Human Science and Multicultural Assessment Practice

Author(s): Richard H. Dana

Pp: 97-115 (19)

DOI: 10.2174/978160805130411101010097

* (Excluding Mailing and Handling)

Abstract

The first chapter-- Comprehensive Assessment for a Multicultural Society-- examined contemporary underutilization of conventional assessment, a defining historic function of professional psychology, and introduced comprehensive assessment as a necessary rationale for understanding the unmet mental health and social care needs of increasingly diverse resident populations.

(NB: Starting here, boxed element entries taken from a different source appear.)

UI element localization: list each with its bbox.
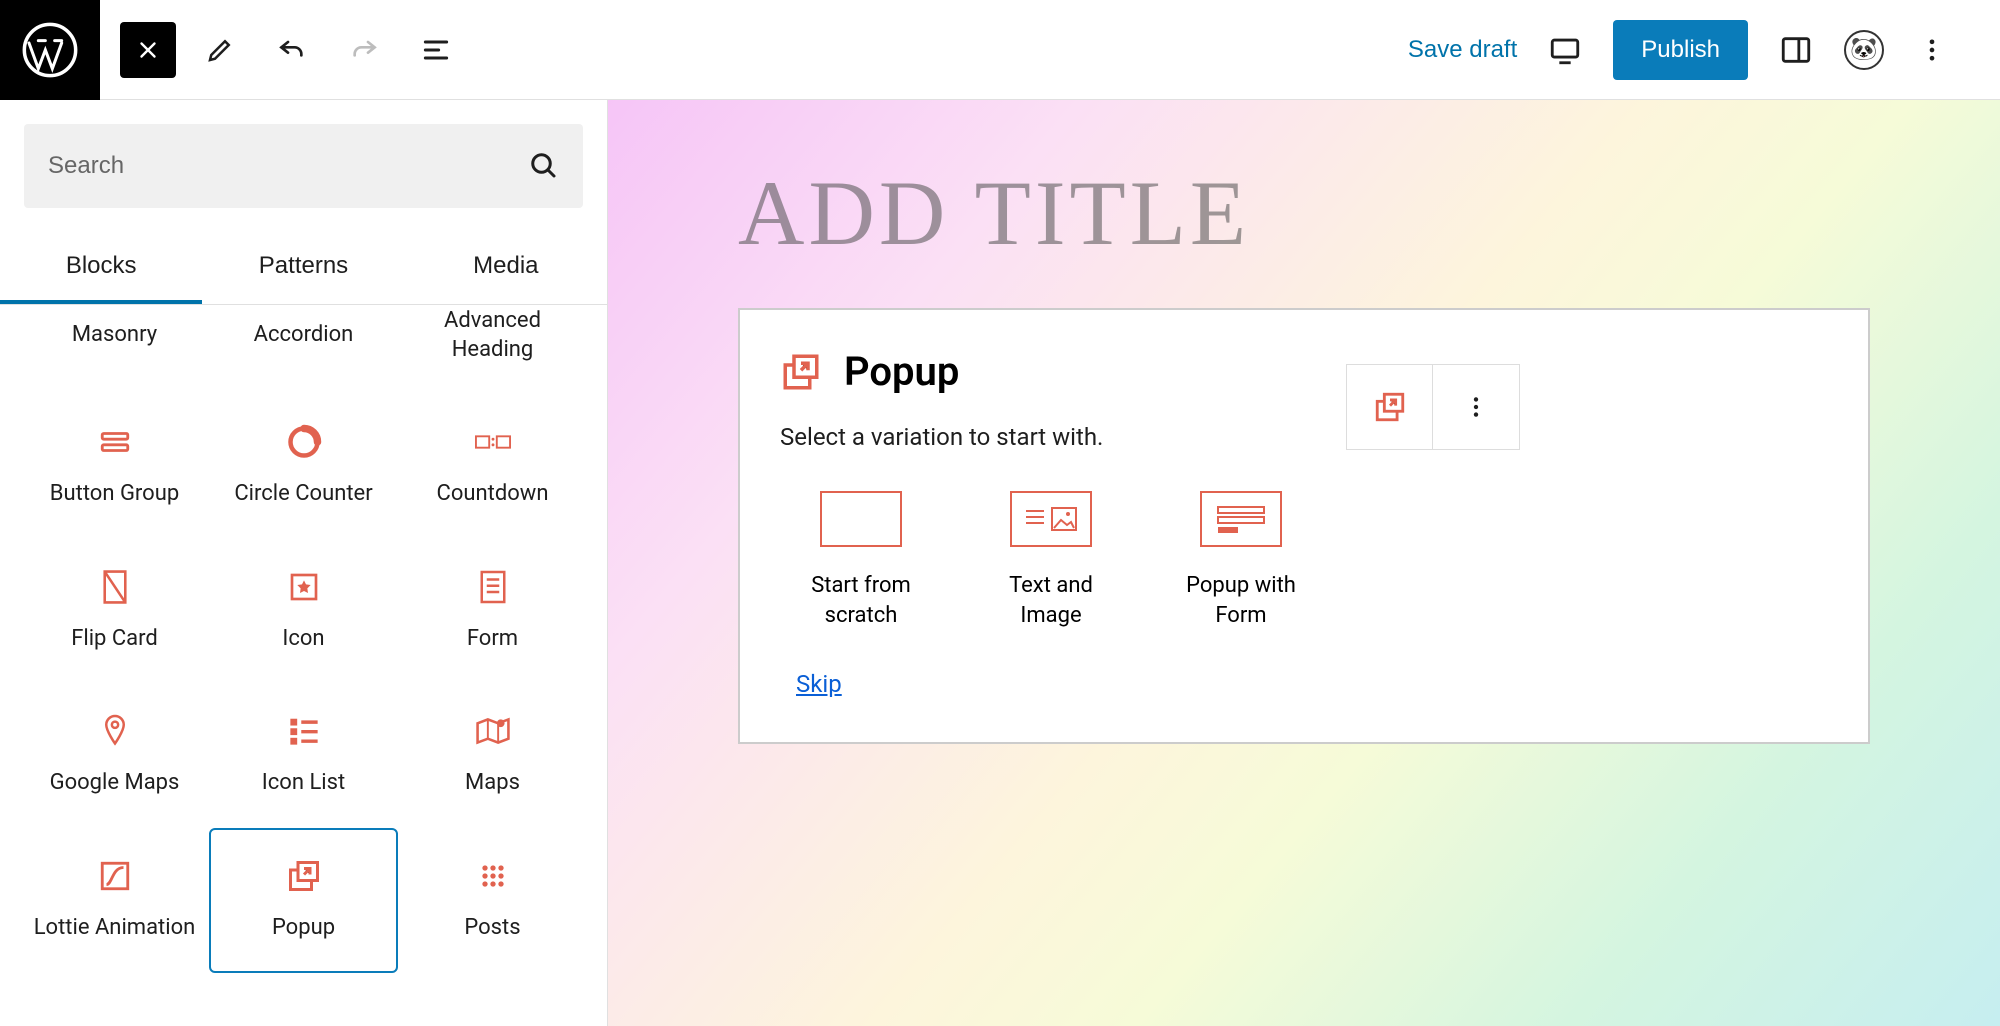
search-input[interactable] [48,152,529,180]
skip-link[interactable]: Skip [780,670,842,698]
editor-main: Blocks Patterns Media Masonry Accordion … [0,100,2000,1026]
variation-start-from-scratch[interactable]: Start from scratch [796,491,926,630]
block-more-button[interactable] [1433,365,1519,449]
form-variation-icon [1200,491,1282,547]
block-masonry[interactable]: Masonry [20,305,209,394]
block-type-button[interactable] [1347,365,1433,449]
save-draft-button[interactable]: Save draft [1408,36,1517,64]
popup-block-placeholder: Popup Select a variation to start with. … [738,308,1870,744]
edit-tool-button[interactable] [192,22,248,78]
block-maps[interactable]: Maps [398,683,587,828]
tab-media[interactable]: Media [405,232,607,304]
variation-popup-with-form[interactable]: Popup with Form [1176,491,1306,630]
icon-list-icon [286,713,322,749]
wordpress-logo[interactable] [0,0,100,100]
preview-button[interactable] [1537,22,1593,78]
post-title-placeholder[interactable]: ADD TITLE [738,160,1870,266]
block-popup[interactable]: Popup [209,828,398,973]
block-accordion[interactable]: Accordion [209,305,398,394]
variation-text-and-image[interactable]: Text and Image [986,491,1116,630]
popup-icon [780,351,822,393]
block-icon-list[interactable]: Icon List [209,683,398,828]
search-icon [529,151,559,181]
text-image-variation-icon [1010,491,1092,547]
block-inserter-panel: Blocks Patterns Media Masonry Accordion … [0,100,608,1026]
block-posts[interactable]: Posts [398,828,587,973]
block-circle-counter[interactable]: Circle Counter [209,394,398,539]
popup-icon [1373,390,1407,424]
flip-card-icon [97,569,133,605]
user-avatar[interactable]: 🐼 [1844,30,1884,70]
block-lottie-animation[interactable]: Lottie Animation [20,828,209,973]
countdown-icon [475,424,511,460]
popup-variations: Start from scratch Text and Image Popup … [780,491,1828,630]
block-google-maps[interactable]: Google Maps [20,683,209,828]
icon-block-icon [286,569,322,605]
block-toolbar [1346,364,1520,450]
editor-topbar: Save draft Publish 🐼 [0,0,2000,100]
undo-button[interactable] [264,22,320,78]
document-outline-button[interactable] [408,22,464,78]
maps-icon [475,713,511,749]
search-box [24,124,583,208]
circle-counter-icon [286,424,322,460]
popup-icon [286,858,322,894]
inserter-tabs: Blocks Patterns Media [0,232,607,305]
topbar-right-tools: Save draft Publish 🐼 [1408,20,2000,80]
block-countdown[interactable]: Countdown [398,394,587,539]
block-button-group[interactable]: Button Group [20,394,209,539]
posts-icon [475,858,511,894]
publish-button[interactable]: Publish [1613,20,1748,80]
tab-patterns[interactable]: Patterns [202,232,404,304]
popup-block-subtitle: Select a variation to start with. [780,423,1828,451]
google-maps-icon [97,713,133,749]
block-form[interactable]: Form [398,539,587,684]
lottie-icon [97,858,133,894]
block-flip-card[interactable]: Flip Card [20,539,209,684]
popup-block-title: Popup [844,348,959,395]
block-icon[interactable]: Icon [209,539,398,684]
blocks-grid: Masonry Accordion Advanced Heading Butto… [0,305,607,1026]
scratch-variation-icon [820,491,902,547]
topbar-left-tools [100,22,464,78]
form-icon [475,569,511,605]
editor-canvas[interactable]: ADD TITLE Popup Select a variation to st… [608,100,2000,1026]
button-group-icon [97,424,133,460]
redo-button[interactable] [336,22,392,78]
settings-sidebar-button[interactable] [1768,22,1824,78]
tab-blocks[interactable]: Blocks [0,232,202,304]
block-advanced-heading[interactable]: Advanced Heading [398,305,587,394]
more-options-button[interactable] [1904,22,1960,78]
close-inserter-button[interactable] [120,22,176,78]
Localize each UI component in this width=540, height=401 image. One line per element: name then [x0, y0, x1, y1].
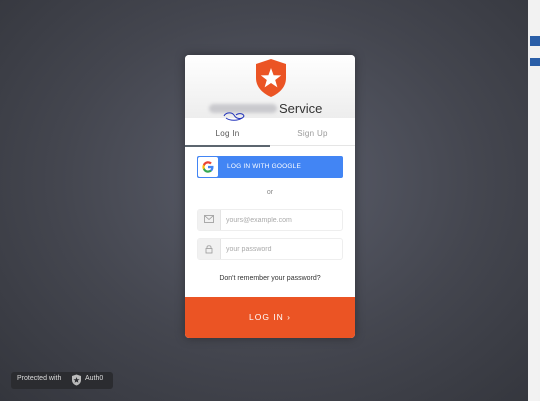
tab-sign-up[interactable]: Sign Up: [270, 123, 355, 146]
google-icon-box: [198, 157, 218, 177]
service-name: Service: [279, 101, 323, 116]
email-input[interactable]: [226, 213, 336, 227]
auth0-logo-icon: [256, 59, 286, 97]
password-field: [197, 238, 343, 260]
password-input[interactable]: [226, 242, 336, 256]
window-edge-marker: [530, 36, 540, 46]
auth0-brand: Auth0: [85, 375, 104, 382]
log-in-label: LOG IN: [248, 312, 284, 322]
protected-text: Protected with: [17, 375, 62, 382]
auth0-shield-icon: [72, 374, 81, 386]
forgot-password-link[interactable]: Don't remember your password?: [185, 275, 355, 282]
or-divider: or: [266, 189, 274, 196]
protected-with-auth0-badge[interactable]: Protected with Auth0: [11, 372, 113, 389]
chevron-right-icon: ›: [287, 312, 292, 322]
google-login-button[interactable]: LOG IN WITH GOOGLE: [197, 156, 343, 178]
window-edge-marker: [530, 58, 540, 66]
tab-log-in[interactable]: Log In: [185, 123, 270, 147]
scribble-mark-icon: [223, 112, 245, 121]
email-field: [197, 209, 343, 231]
service-title-row: Service: [185, 101, 355, 121]
login-card: Service Log In Sign Up LOG IN WITH GOOGL…: [185, 55, 355, 338]
window-edge: [528, 0, 540, 401]
lock-icon-box: [198, 239, 221, 259]
card-header: Service: [185, 55, 355, 121]
envelope-icon: [204, 215, 214, 223]
google-login-label: LOG IN WITH GOOGLE: [227, 163, 302, 170]
auth-tabs: Log In Sign Up: [185, 123, 355, 147]
envelope-icon-box: [198, 210, 221, 230]
log-in-button[interactable]: LOG IN ›: [185, 297, 355, 338]
google-icon: [202, 161, 214, 173]
lock-icon: [205, 245, 213, 254]
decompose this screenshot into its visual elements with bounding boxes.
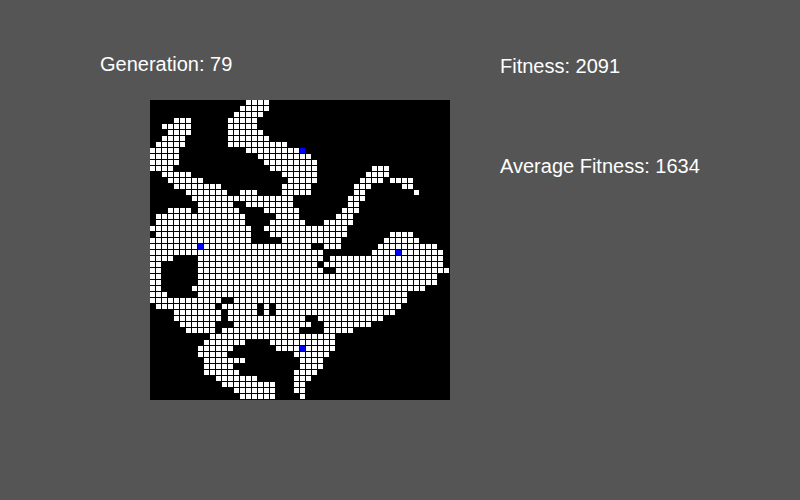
grid xyxy=(150,100,450,400)
left-panel: Generation: 79 xyxy=(0,50,450,400)
app: Generation: 79 Fitness: 2091 Average Fit… xyxy=(0,0,800,400)
generation-label: Generation: 79 xyxy=(100,50,450,100)
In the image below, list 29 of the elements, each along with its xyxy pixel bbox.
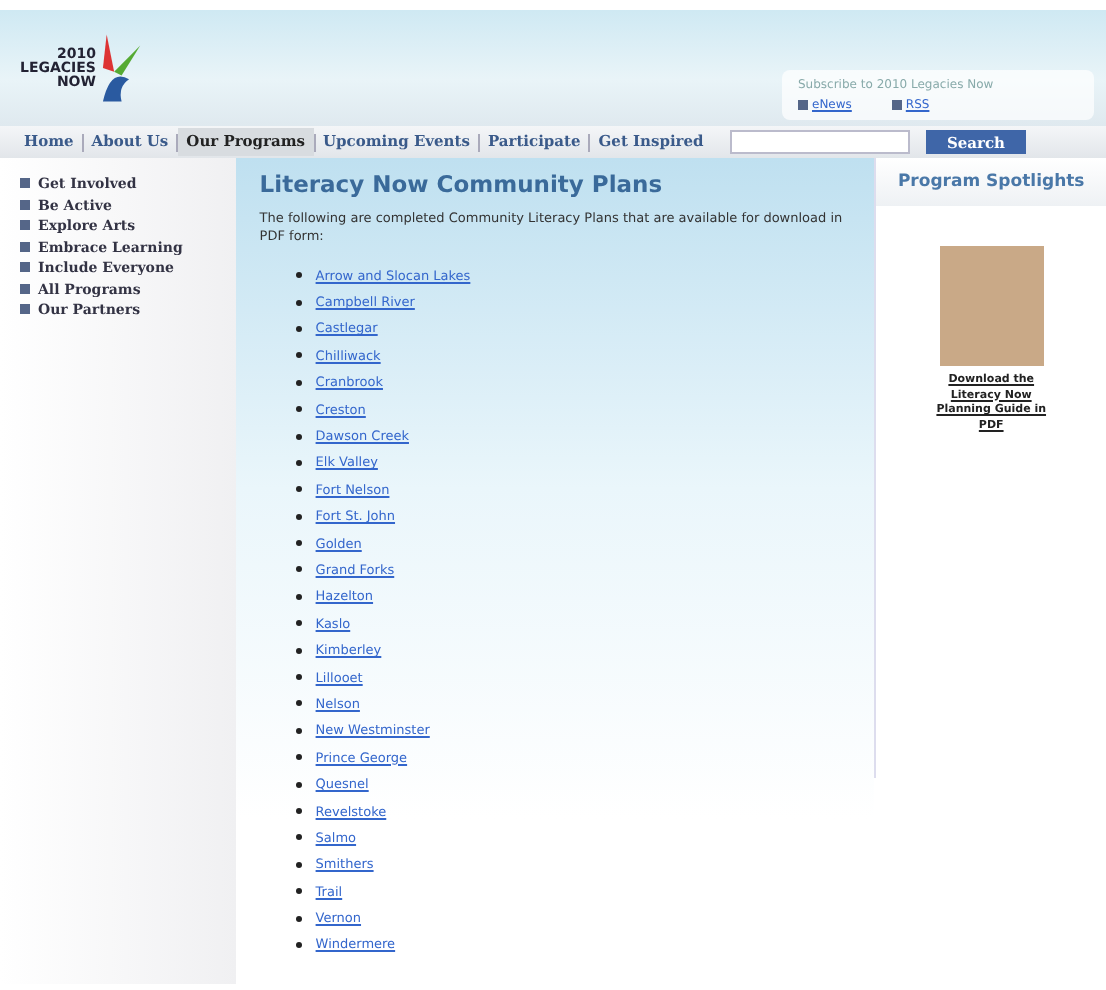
bullet-icon	[295, 808, 302, 814]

This final chapter provides a practice model for multicultural competency training addressing these needs for quality services to racial/ethnic populations within a human science aegis. A contemporary national health care debate invokes private and public sector responsibilities, cost-containment, and provision of insurance coverage for a larger percentage of the population. A similar controversy within professional psychology reflects value paradoxes within the larger society (Sue, 1983) that continue to restrict access to health and social care services for racial/ethnic minorities and poor persons. During the same time period, assessment practice per se has been increasingly disparaged and restricted in managed care while many psychologists continued to use culturally inappropriate monocultural instruments for these populations resulting in incomplete information and misdiagnosis. A societal context of political conservatism, biological determinism, and attribution of problems to persons rather than society in mid-twentieth century America minimized early training resources for cross-cultural psychology, primary prevention, and community (Dana, 1987). Professional psychology training was available historically primarily for White male students. Medical socialization absorbed mental health services within health care and mandated patient compliance for diagnostic rather than evaluative assessment. These beliefs contributed to deficiencies in Boulder model science and practice objectives and were mitigated to a limited extent by subsequent Vail model programs that included women students and professional socialization for community practice (Dana & May, 1987). Ultimately critical ratios of women and racial/ethnic minority students were largely responsible for developing multicultural psychology and providing social justice training in counseling psychology.

An early assessment proposal emphasized the importance and meaning of experienced ownership of this service delivery process as a personal self-efficacy resource contributing to positive learning, healing, and growth outcomes (Dana, 1985). A human science predicated on intentionality, phenomenal level descriptions, and shared endeavor affirmed the necessity for understanding the uses of power, knowledge of self and others, and clinician humanity within a human science professional psychology (Dana, 1984). Human science contributions in other wealthy countries from cultural anthropology, cross-cultural psychology, cultural psychology, indigenous psychology, and multicultural psychology now provide an interdisciplinary framework for an applied psychological science within a global perspective as a moral imperative and national priority.

This chapter presents multicultural assessment practice guidelines predicated on client-clinician power-sharing, an enlarged range of assessment objectives, and quality training consistent with advocacy and responsibility for health, mental health, and social care services for all residents. These specific stepwise guidelines provide essential contents for competent professional services to multicultural populations. Although these guideline components have been repeatedly described in research and practice literature, they have not been systematically or routinely incorporated in assessment training programs designed to provide multicultural assessment competency. These ingredients include measurement theory, cultural knowledge, language skills, social etiquette and communication styles, interviewing, instruments, test interpretation, reports, and ethics.